İtalyan ve Alman faşizmiyle eşzamanlı olarak ortaya çıkan CHP ideolojisinin şaşırtan yönü, hem sola hem sağa çekilebilecek kadar esneyebilmesidir. Öyle ki, Kurucu İrade dedikleri Mustafa Kemal’in dindarlığını konu edinen kitaplar bile yayınlandı. Faşist Kemalist, liberal Kemalist, milliyetçi Kemalist, sosyal demokrat Kemalist, hatta sol Kemalist gibi tanımlamalar, bu ideolojinin besin değerinin ne kadar yüksek olduğunu da göstermektedir.
“Hakikat bu olamaz” diyen canlı cansız ne varsa gazaba uğradı. Şéx Said Kıyamı, Dersim soykırımı, Zilan jenosidi… Dağlar aylarca bombalandı… Evler, içerisindeki insanlarla birlikte yakıldı. Önce inkâr… Yetmedi, tehcir, yani toplu göçertme. O da yetmedi; asimilasyon. Ve nihayet 40.000 insanın ölümüne sebep olan kardeş kavgası. 29 yılda “terör” için 400 milyar dolar harcanmıştır. Harcanan bütçe bu savaşta ölenlere bölündüğünde ölen her insan başına on milyon dolar düşmektedir. Bu savaş insanlık tarihinin en pahalı savaşlarından biri olarak tarihe geçecektir.
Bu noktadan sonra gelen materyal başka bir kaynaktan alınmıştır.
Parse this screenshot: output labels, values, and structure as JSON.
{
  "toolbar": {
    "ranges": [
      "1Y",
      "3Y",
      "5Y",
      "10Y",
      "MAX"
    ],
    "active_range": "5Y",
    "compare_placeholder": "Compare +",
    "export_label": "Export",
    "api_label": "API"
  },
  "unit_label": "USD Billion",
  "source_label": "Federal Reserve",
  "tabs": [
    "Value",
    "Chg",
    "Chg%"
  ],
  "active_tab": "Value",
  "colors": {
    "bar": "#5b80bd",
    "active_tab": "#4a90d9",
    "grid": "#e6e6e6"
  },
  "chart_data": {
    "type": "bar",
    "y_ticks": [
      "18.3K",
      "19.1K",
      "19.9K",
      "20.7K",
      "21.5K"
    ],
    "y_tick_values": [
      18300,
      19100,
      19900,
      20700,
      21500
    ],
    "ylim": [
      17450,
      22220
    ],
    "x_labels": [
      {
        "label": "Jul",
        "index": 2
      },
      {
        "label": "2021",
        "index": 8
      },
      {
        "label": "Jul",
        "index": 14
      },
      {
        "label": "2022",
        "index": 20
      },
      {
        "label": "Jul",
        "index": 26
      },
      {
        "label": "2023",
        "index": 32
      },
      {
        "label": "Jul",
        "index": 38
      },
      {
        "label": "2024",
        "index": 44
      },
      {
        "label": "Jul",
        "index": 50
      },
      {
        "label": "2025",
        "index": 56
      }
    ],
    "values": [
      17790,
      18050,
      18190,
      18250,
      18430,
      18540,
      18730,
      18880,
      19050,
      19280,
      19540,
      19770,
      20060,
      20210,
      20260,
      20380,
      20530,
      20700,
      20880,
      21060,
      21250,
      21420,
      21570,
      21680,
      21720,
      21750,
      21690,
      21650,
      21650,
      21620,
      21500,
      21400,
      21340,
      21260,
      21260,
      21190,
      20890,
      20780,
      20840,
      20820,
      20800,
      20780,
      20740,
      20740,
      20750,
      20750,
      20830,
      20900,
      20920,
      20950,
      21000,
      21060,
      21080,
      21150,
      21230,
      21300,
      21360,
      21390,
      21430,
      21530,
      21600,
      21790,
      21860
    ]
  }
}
Değişen dünyanın değişmeyen CHP’si eski mesut günlerini hatırlayınca bir daha gürledi. Tıpkı eski adalet bakanı gibi. Mebus Asena kürsüye çıkıp kükredi: “Kürt milliyetçiliğini bana ilericilik ve bağımsızcılık diye yutturamazsınız!” Hanım abla; biz de 90 yıldır aynı şeyi söylüyoruz. Sizin Türk milliyetçiliğiniz ilericilik değil, faşizmdir. Bağımsızcılık ideolojiniz, bölücülüktür diye. Mebus Hanımı kim durdurabilir? Devam etti: “Türk ulusuyla Kürt milliyetini eşit, eşdeğerde gördüremezsiniz!” Bütün çabaların boşa gittiğinin çok acı bir itirafı. Teorilerle, reddi kabil olmayan ilmi delillerle ispatlanan hakikatler boşa gitti! Dağ Türkleri, Oğuz boyunun bir kolu, bozuk Türkçe konuşan Türklerden Kürt Milletine! Ve ses tonunu bir buçuk desibel daha yükselterek önce savunma, sonra da saldırı kararı alıp aynen şöyle dedi: “Bundan sonra biz savunmadayız, bundan sonra meşru müdafaa hakkı için saldırıdayız!” Sonrasında karşı atak! “Kafkaslardan, Boşnaklardan gelenler, bu ülkenin sahipleri değilsiniz; haddinizi bilin!” gibi haddini bilmez, pervasız, ölçüsüz ve itici sözler! Bir taraf gerince, diğer taraf koparmaya ahdetmiş sanki!
İlk günden bu güne temel politikası saldırmak olan ve ezen ve ayrıştıran ve ötekileştiren ve bu anlamda zaten meşru olmayan bu sistemi korumaya devam etmek için yeni bir saldırı!
Aradan 1386 yıl geçse de tarih bazen tekerrür ediyor. Biz de olduğumuz yerde hendeklerimiz hazır, çağdaş müşrikleri bekleriz. Ta ki nur tamamlana!